David Schaecter, 94, of Miami, Florida, made the emotional return to Auschwitz as part of the “Holocaust to Independence” nine-day mission through Poland and Israel hosted by Friends of the Israel Defense Forces (FIDF) from April 19 until 27. The trip took place during Israel’s 75th Independence Day and more than 80 years after Schaecter escaped death as a prisoner in the Auschwitz-Birkenau concentration camp. During the three years he was imprisoned in Block 8 as a child, Schaecter was starved, tortured and the witness to thousands of murders, including those of his family members, according to the FIDF.

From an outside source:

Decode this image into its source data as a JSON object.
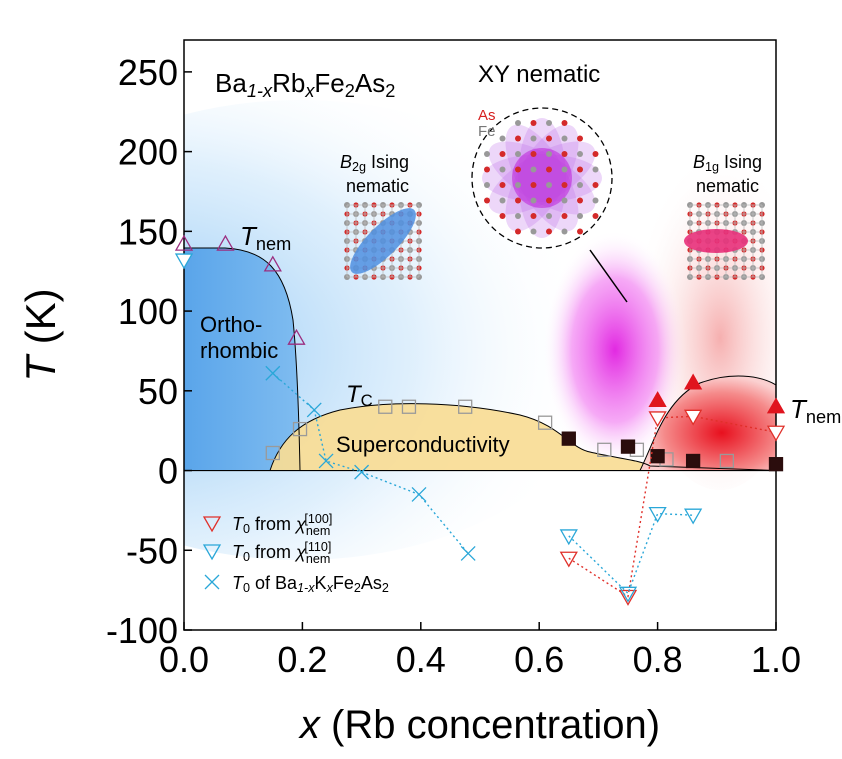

“Having to walk through Cell 8 was choking,” he said of the visit in a statement, released by the FIDF. “While I was prepared for the trauma, I almost fainted. I don’t know how in G-d’s name I came out of the Holocaust alive. What gave me strength was having IDF commanders by my side, as well as FIDF supporters who saw first-hand some of the horrors of what we experienced during the most horrendous time in history.”
Schaecter is one of the founders of the Holocaust Memorial in Miami Beach and The March of the Living. The film A Call to Remember: The David Schaecter Story was produced in 2018 about his life and a testimony about his experiences during the Holocaust will be featured in an interactive exhibit expected to open in a museum in Boston in 2025, the FIDF said.
A delegation of 120 people took part in the Holocaust to Independence mission, including IDF soldiers, Holocaust survivor Ben Midler and FIDF supporters from across the US. The mission is part of FIDF’s Witnesses in Uniform Program, which gives IDF soldiers a first-hand look at the atrocities that unfolded during the Holocaust to help them have a new-found understanding of their Jewish identity.
As there are less and less Holocaust survivors alive to tell their story, Schaecter said he will continue to share his testimony to the next generation of young people for as long as he can. He explained, “I look in their eyes and tell them three things: No. 1, they need to hear me; No. 2, they need to understand; and No. 3, the most important, I need them to be my mouthpiece when I am no longer here.”
Update: The original article incorrectly spelled Schaecter’s last name as “Shechter.” It has since been updated to include the correct spelling of his name.